Don't Choose a Problem Tree
Don't Plant Too Close to a Building
Plant a tree with its mature size in mind. Many arborists suggest planting a tree no closer to a structure than one-half of its expected mature canopy spread. Tree roots and branches need space. Pruning a tree planted too close to a structure to keep it from damaging your roof, foundation or siding can damage or disfigure the tree. Also, some trees develop large surface roots that can crack or lift driveways, patios and sidewalks. If that's a concern, plant well away from these surfaces or choose a tree less likely to produce above-ground roots. Also, watch out for overhead power lines—most shade trees will grow at least to the height of residential power lines. Choose shorter, ornamental trees for these areas.

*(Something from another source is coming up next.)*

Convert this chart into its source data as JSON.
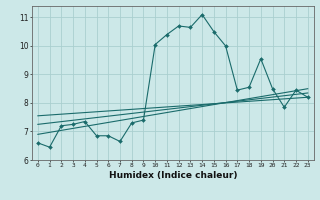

Check Your Soil Before Watering and Water Carefully
There's no magic formula for how much water to give your tree in its first year, so don't rely on a “rule of thumb” for watering. Too little water can kill a tree. But overwatering in clay soil can cause root rot, which can also kill a tree. You'll need to water your new tree until the root system is well established. The right amount of water depends on the weather conditions, your soil and the planting site. The most reliable method for knowing when to water is to stick a popsicle stick (or your finger) 2 to 3 in. into the ground. If the soil is damp down 3 in., you're giving it enough water. If not, water once or twice a day—whatever's needed to keep the soil damp but not saturated around the root-ball. Allow the soil's surface to begin to dry out between waterings.
For the first few weeks, you may have to water every few days depending on the weather. After that, longer (deeper), less frequent watering is much better than shorter (quicker), frequent watering. To help the tree create deep roots to resist drought and wind, encircle it with a soaker hose a few feet out from the trunk and run it on a trickle for an hour.